I guess that is a problem that the CEOs of many other multi-national organisations would understand.

Overall the direction the Pope seems to be taking with Amoris Laetitia seems, from this humanist’s perspective, the right one. But the train will keep running into the buffers of doctrine. If that problem is not addressed, then it’s questionable whether the document will successfully deal with the strategic challenges the Church is facing. Maybe it’s simply not possible to reconcile the conflicting forces here. Only time will tell.


* Two days after the Westminster Cathedral Inter Faith Group meeting at which I presented this paper, this article appeared in the Washington Post: Illinois Catholic bishop decrees no Holy Communion, funerals for same-sex couples. It begins:

“The bishop of the Catholic Diocese of Springfield, Ill., is calling on priests there to deny Holy Communion and even funeral rites to people in same-sex unions unless they show “some signs of repentance” for their relationships before death.
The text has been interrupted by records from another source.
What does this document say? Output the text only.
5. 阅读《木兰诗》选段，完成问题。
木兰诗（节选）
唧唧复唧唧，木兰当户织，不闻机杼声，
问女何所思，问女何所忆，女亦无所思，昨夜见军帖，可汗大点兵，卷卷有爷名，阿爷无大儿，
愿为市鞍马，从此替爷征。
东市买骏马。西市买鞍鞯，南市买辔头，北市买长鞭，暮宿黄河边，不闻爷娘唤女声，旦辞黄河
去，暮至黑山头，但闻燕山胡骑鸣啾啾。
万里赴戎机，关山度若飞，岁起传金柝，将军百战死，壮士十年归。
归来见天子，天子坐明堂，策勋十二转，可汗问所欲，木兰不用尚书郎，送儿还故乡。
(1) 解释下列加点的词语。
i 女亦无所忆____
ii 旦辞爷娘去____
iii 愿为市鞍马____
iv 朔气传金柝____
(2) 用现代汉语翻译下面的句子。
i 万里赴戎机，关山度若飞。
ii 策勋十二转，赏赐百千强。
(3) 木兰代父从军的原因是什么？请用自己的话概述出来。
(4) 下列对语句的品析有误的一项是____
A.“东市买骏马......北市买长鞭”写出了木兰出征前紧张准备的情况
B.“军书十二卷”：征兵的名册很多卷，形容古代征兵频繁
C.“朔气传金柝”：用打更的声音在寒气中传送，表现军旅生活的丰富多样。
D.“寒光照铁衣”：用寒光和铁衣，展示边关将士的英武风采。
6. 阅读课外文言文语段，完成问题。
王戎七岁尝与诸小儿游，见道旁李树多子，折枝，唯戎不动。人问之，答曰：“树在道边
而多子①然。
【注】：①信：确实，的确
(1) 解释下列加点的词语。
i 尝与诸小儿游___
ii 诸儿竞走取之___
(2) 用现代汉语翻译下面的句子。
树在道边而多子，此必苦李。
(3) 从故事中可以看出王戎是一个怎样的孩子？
The decree by Bishop Thomas Paprocki also said that people “living publicly” in same-sex marriages may not receive the sacrament of confirmation or be admitted to the Rite of Christian Initiation of Adults, a process by which many converts become Catholic, preparing them for baptism and confirmation.

At the same time, Paprocki said that children living with a Catholic parent or parents in a same-sex marriage may be baptized. But when it comes to same-sex unions, priests cannot bless couples, church property cannot be used for ceremonies and diocesan employees are forbidden from participating, the decree said.”